The blood analysis will measure the repeat sequence of Cynosine, Adenine and Guanine, three chemicals that form the building blocks for a person’s DNA. In a “normal” person, these chemicals display a certain number of CAG repeats, usually up to 35 times.
Someone carrying the defective gene will have a much higher number of CAG repeats – typically between 37 and 45, which is the inevitable marker for the illness.
Could a high number be a mistake, miscounted or misinterpreted by an inexperienced lab technician? No.
So that’s what the blood test will show – your number of CAG repeats. Significantly higher than 35 and the HD gene is stamped through your DNA like writing in a stick of seaside rock.

If so, however young and healthy you are now, there is no escaping the disease. As typically it doesn’t begin to manifest until mid-life, it can be hard to believe that you are carrying this invisible time bomb. You can disown your family, emigrate to Australia, call yourself a different name or have a sex change. But if it has marked your card, it will come for you. No escape.

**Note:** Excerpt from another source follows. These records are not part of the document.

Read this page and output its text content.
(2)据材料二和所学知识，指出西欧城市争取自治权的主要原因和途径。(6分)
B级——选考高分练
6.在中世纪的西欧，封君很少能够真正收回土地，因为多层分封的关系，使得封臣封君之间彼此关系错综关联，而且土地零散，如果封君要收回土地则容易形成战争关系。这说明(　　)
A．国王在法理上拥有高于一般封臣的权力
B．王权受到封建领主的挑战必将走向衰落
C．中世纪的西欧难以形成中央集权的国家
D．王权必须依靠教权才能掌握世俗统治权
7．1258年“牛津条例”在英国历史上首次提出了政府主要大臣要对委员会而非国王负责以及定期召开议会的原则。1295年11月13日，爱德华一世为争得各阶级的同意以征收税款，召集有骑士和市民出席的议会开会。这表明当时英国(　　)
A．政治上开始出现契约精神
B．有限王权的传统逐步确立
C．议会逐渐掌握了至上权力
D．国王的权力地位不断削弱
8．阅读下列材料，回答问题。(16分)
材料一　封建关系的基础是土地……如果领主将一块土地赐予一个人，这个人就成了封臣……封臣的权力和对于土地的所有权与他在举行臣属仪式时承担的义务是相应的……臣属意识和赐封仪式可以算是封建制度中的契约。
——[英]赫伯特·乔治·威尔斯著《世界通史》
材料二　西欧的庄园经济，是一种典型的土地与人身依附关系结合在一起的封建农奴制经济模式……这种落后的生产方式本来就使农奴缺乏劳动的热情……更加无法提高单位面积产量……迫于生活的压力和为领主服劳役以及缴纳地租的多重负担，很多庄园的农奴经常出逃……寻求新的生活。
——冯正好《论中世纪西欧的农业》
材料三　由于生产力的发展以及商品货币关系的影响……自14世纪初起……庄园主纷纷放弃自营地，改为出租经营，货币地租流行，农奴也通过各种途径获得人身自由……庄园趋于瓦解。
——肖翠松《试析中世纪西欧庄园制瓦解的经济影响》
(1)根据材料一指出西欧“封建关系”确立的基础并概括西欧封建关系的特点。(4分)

The testing process is lengthy because this is clearly not a decision to be taken lightly and there are staging posts along the way where you can discuss your fears and back out at any point before actually taking the blood test. But do you really want to know? It’s such a gigantic decision that many people don’t.
As a counsellor had said to Nick and me after Mum died, ‘You are young – get on with your lives. Don’t let this dominate you, who knows what could happen, you could live in fear of Huntington’s and then get run over by a bus!
Not the most cheering way of putting it, perhaps, but it did the trick for us. For a while, anyway.
Because it is hard not to live with some level of fear. You do get on with life, other things take centre stage and Huntington’s gets gradually shunted to the dark corners that you don’t investigate too often.
Living with that knowledge in the back of your mind is like living under a shadow; it soon becomes normal, disregardable, your eyes adjust so you forget it is there. But nevertheless….

And as you get older and approach the age when it might begin, an undercurrent of superstition starts to envelop everything you do. When you know it might be you next, your whole being conspires to avoid properly thinking about it, even though it’s all you do think about.
Generations of families can be affected in this way, knowing exactly what’s going on but not talking about it. Watching. Dealing with the fall-out of early symptoms, which can range from a slight tic to hyper-mania, car accidents, obsession, crazy spending and sudden violent rages – but somehow not acknowledging it as the onset of HD.
Even when you are actively looking out for the symptoms. You know they’re there and in hindsight it’s so obvious, but it’s as if your brain simply cannot acknowledge the significance. It’s a weird paradox.
Whole families become experts in denial because the reality is just too overwhelming to face.

So you can read up about the illness and genetic science. You can campaign, you can talk about HD and do fundraising ‘til the cows come home but when you or a loved one are at risk yourselves, there’s always a tender nerve inside that you avoid going too near.
         Is this it? This twitchy eye, that dropped plate – is this the onset of Huntington’s? You worry about that all the time and yet when the evidence is actually there you can’t seem to see it. It’s the permanent elephant in your living room that you just can’t look at directly, however many times you have to walk around it.
I was like that for years, and then one day I just got tired and booked myself in for the test."